I really enjoyed this film. If you dislike French-style slow films about 19th C artists, you won't like it though; if you love art and know about Renoir, you will.
Interesting to see the set-up Renoir had in 1915 - as an old man aged 74 who has kids with a variety of female followers. The characters of the old man and his sons are well-drawn, as is that of the artist's model and the maids. The youngest son's feral and depressive character is especially well-drawn.
Of course, the Jean Renoir (the painter's son) in the film became a famous film director in the mid-20th century.
The subtitles are good and the visuals are painterly.
I enjoyed this so give it 4 stars. It ends a bit abruptly, but it has to end somewhere!
This film relies on strong visuals, with the cinematography reminiscent of Renoir's paining style. Apart from these visuals, the film is painfully slow and rather dull. It focuses on a period of Renoir's later life when he is wheelchair-bound. The story focuses more on the arrival of a young woman who models for him and her impact on his family. If I hadn't been absorbed with following the language alongside the subtitles, I would have stopped watching it within the first half hour, and abandoning a film is something I very rarely do!
It’s funny that one of the most expendable and unimportant characters in Renoir is Renoir himself. The story chronicles his later life but really depicts the effect the arrival of a young woman has on him and his household. unexpected and ever so slightly pointless, Renoir is a story of love in its many forms and the appreciation of everything beautiful.
The film follows the arrival of Andree (Christa Theret) and the effect she has on the estate of renowned painter Pierre Auguste Renoir (Michel Bouquet). She applies to be his new model but when his son Jean (Vincent Rottiers) returns she finds herself between the two as she begins to change the lives of the people living in the Renoir house.

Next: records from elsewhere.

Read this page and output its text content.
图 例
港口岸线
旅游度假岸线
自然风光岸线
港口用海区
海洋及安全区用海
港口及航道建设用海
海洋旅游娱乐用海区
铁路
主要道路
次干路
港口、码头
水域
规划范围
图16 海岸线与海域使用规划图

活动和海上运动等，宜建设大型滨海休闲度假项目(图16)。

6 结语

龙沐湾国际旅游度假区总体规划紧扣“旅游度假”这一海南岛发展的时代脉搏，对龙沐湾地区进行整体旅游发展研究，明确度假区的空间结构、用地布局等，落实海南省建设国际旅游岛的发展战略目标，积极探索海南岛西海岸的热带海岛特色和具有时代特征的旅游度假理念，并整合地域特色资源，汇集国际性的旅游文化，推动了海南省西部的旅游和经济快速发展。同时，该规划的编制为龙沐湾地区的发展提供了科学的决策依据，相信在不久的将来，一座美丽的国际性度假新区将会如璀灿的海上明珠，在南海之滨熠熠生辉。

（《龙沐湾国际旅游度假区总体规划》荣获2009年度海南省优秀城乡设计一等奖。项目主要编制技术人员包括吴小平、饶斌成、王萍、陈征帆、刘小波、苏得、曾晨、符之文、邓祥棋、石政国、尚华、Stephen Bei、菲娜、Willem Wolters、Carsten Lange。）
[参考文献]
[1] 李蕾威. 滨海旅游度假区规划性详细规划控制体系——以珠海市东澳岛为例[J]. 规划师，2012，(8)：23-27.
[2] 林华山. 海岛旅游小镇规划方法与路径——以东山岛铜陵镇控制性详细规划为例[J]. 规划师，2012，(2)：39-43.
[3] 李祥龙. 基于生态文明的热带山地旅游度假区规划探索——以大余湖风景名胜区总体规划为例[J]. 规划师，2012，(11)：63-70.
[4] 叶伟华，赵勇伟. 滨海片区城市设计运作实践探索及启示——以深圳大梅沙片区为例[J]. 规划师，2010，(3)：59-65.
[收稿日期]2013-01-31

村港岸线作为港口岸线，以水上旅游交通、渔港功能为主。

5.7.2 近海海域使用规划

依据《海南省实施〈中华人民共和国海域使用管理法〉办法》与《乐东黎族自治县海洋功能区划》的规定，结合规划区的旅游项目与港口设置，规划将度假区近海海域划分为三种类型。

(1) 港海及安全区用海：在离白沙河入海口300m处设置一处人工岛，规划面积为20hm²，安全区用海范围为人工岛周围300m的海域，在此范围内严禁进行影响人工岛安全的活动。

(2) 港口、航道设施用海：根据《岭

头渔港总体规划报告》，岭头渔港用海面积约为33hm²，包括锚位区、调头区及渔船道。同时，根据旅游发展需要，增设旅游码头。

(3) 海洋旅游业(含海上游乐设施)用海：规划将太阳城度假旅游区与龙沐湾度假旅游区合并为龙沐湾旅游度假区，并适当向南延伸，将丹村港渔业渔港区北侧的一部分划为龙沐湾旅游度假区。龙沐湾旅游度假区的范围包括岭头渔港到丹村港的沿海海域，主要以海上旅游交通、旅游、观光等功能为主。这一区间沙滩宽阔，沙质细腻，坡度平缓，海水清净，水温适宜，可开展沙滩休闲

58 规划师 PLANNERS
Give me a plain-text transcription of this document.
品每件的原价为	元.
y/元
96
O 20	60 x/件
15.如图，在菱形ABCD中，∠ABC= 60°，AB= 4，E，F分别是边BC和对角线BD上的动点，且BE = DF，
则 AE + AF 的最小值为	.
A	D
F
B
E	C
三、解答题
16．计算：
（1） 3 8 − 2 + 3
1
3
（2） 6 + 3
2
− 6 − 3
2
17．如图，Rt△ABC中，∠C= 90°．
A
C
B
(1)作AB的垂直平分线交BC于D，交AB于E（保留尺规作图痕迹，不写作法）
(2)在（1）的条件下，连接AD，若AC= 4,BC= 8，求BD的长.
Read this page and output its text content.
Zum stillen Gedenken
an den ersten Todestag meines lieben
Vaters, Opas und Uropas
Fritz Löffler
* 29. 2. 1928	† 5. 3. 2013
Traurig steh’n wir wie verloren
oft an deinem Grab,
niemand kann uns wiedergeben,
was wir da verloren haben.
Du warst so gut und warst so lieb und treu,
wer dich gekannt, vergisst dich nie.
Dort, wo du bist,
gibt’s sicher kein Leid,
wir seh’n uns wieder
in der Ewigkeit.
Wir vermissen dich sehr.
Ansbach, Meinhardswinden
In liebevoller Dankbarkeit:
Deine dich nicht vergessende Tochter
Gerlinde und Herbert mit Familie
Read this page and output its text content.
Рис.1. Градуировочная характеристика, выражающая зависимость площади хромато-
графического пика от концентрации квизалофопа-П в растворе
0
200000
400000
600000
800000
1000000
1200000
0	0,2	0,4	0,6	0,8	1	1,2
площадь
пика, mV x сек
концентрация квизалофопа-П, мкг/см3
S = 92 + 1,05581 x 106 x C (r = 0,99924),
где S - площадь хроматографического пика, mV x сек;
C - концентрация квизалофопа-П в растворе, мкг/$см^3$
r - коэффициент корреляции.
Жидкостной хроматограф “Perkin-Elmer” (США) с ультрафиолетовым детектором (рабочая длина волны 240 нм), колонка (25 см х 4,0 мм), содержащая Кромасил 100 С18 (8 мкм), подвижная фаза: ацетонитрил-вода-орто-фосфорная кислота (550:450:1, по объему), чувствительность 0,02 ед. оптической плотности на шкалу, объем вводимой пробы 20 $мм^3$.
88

A slow but steady love affair is chronicled as Andree begins to integrate herself into the household. Theret’s Andree is a confusing woman, one filled with amibition, greed and strong opinions but still an extremely loving and devoted woman. She doesn’t control the men around her but enhance them as Pierre gains some of his vitality back and Jean finds a touchstone to bring him back from the frontlines of the war.
Detailed and beautifully filmed, Renoir is a pretty picture but an incomplete one. The ideas it has are half baked and nowhere near developed enough but there is no denying the simple power of the story and the slowly encroaching effect of the war Pierre is too old to fight. Although the film tries to sideline the importance of the war and Pierre tries to ignore it, the film feels like the calm before the storm in many ways, the story Andree, Jean and Pierre are putting off.
The film ends on a sombre note and one that leaves many questions but it feels right to end on a feeling of ambiguity as if the painting and imagination that Andree brought back to life will carry on after this story ends.